The GEMBA program Mr. Rutherford is taking has meant he has travelled to places as far flung as Shanghai, Hong Kong, Mumbai, Delhi, Budapest, Milan, San Francisco, and Sao Paulo in Brazil. In early 2019, he travelled to his final two destinations, Johannesburg and Dubai, where he could work within sight of the Burj Khalifa, the famed skyscraper. He’ll be finished with all the modules this April.
Although the students have been known to play tourist when they visit each country, most of the time is spent working and visiting local businesses. Mr. Rutherford maintains that the courses dealing with diversity, empathy and compassion were strengthened while exploring other countries.

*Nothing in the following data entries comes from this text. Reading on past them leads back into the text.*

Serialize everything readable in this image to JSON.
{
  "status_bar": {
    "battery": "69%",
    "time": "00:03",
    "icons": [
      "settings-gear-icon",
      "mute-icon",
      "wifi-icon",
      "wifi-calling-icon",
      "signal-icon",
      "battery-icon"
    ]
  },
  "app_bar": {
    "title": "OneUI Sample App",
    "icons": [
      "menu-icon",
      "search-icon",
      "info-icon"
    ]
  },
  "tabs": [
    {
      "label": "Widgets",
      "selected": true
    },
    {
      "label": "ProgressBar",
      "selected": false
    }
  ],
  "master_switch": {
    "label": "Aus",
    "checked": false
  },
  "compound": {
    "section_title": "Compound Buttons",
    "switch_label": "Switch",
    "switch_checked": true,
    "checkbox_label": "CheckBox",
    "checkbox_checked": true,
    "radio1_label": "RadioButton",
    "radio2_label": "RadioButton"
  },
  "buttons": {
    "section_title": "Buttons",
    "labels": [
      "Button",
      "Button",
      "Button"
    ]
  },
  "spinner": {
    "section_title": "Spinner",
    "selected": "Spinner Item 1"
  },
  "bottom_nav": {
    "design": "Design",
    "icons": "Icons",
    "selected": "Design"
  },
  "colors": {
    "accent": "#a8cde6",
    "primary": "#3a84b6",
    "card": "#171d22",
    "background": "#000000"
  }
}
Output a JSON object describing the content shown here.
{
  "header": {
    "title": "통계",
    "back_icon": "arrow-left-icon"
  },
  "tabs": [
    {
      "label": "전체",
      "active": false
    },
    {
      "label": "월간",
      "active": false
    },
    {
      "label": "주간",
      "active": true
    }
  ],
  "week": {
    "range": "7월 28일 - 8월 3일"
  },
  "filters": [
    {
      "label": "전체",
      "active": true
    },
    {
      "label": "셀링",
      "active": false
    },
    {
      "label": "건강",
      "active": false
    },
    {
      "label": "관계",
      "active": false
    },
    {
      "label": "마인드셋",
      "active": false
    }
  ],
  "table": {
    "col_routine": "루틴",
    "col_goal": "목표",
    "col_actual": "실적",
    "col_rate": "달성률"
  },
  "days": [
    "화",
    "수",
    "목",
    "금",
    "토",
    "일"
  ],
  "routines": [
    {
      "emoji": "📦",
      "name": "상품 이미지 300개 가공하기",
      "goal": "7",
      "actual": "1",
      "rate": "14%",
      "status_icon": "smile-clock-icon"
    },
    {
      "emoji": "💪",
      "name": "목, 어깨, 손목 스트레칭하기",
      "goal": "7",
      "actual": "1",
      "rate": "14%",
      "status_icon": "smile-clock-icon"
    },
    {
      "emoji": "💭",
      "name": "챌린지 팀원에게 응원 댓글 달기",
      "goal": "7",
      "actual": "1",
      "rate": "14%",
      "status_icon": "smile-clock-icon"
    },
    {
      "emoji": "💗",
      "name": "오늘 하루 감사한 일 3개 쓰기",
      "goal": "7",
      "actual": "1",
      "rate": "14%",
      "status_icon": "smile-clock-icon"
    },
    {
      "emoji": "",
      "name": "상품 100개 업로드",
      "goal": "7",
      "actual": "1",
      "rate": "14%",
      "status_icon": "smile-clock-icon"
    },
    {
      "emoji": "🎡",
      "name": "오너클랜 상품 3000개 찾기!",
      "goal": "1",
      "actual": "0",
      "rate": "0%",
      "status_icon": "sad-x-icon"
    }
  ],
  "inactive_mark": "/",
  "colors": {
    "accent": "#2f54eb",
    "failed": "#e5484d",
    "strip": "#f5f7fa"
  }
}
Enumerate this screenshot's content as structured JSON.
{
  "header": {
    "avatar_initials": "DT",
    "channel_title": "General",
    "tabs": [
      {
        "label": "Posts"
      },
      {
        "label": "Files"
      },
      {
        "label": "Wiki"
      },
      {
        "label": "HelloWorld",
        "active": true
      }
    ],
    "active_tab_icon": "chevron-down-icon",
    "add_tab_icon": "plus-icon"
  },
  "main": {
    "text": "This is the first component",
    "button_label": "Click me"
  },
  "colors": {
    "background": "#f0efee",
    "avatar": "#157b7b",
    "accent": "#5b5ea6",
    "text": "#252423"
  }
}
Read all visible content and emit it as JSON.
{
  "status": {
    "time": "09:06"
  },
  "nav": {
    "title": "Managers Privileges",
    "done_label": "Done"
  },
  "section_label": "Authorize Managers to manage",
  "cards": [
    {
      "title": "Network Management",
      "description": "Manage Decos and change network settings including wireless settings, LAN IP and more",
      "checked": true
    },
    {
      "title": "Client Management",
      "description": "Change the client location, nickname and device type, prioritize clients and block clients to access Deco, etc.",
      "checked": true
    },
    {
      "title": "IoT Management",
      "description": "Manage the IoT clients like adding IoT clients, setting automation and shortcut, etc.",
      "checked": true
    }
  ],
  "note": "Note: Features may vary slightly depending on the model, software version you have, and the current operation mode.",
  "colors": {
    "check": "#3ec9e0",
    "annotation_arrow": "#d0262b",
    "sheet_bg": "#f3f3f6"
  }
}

He was able to take theories and turn them into practice, and maintains that he’s already seeing an impact on how he now approaches his work in Toronto.
As Mr. Rutherford’s experience shows, it’s not only executives in large corporations who sign up for global business programs. Steve Foerster, faculty director for the EMBA program at the University of Western Ontario’s Ivey Business School in London, Ont., says that everyone from leaders at financial institutions and mid-sized companies to entrepreneurs, not-for-profit managers, and even medical professionals and lawyers, have taken their courses that expose them to places such as China and Vietnam.
“It’s quite a cross-section, which makes for a really enriched experience,” he says.
Learning side by side with other business leaders from around the world helps to foster relationships, but so does stepping out of the classroom or company boardroom and kicking back outside of school hours. Those moments of shared relaxation offer deeper bonds and networking opportunities, says Andrew Gemino, associate dean of graduate programs at Simon Fraser University’s Beedie School of Business in Burnaby, B.C. The school offers a global EMBA, too, that incorporates travel to Mexico City, Nashville, Tenn., and Sao Paulo.
He says the students go to parties and have dinners at host students’ homes. (He calls Sao Paulo “pretty intense.”)
“It’s not about just working with these people at a hotel. You get to see executives with their families, relaxing and having a beer. That’s a really great way to get to know people and make connections,” he says.
Plus, students get to learn the ins and outs of each country’s culture firsthand and can figure out how to deal with culture clashes before they become problematic, says Dr. Gemino.
For example, “We now know that for Brazil, deadlines aren’t so important,” he says.
Although Dr. Gemino says he’s only ever heard alumni rave about the international EMBA programs, he is quick to point out that it isn’t for everyone. Getting away from work to travel for weeks at a time can be tough. So is saying goodbye to family, particularly if children are still young.
“My wife is a superhero,” Mr. Rutherford admits, mentioning that his spouse has taken on more of the work at home and the caring of their young daughters since he started travelling 17 or 18 days for each trip with the Rotman school. His brother-in-law is now living with the family, too, and pitches in to help.
“He’s not allowed to leave before I finish the program,” Mr. Rutherford jokes. “We’re keeping him captive.”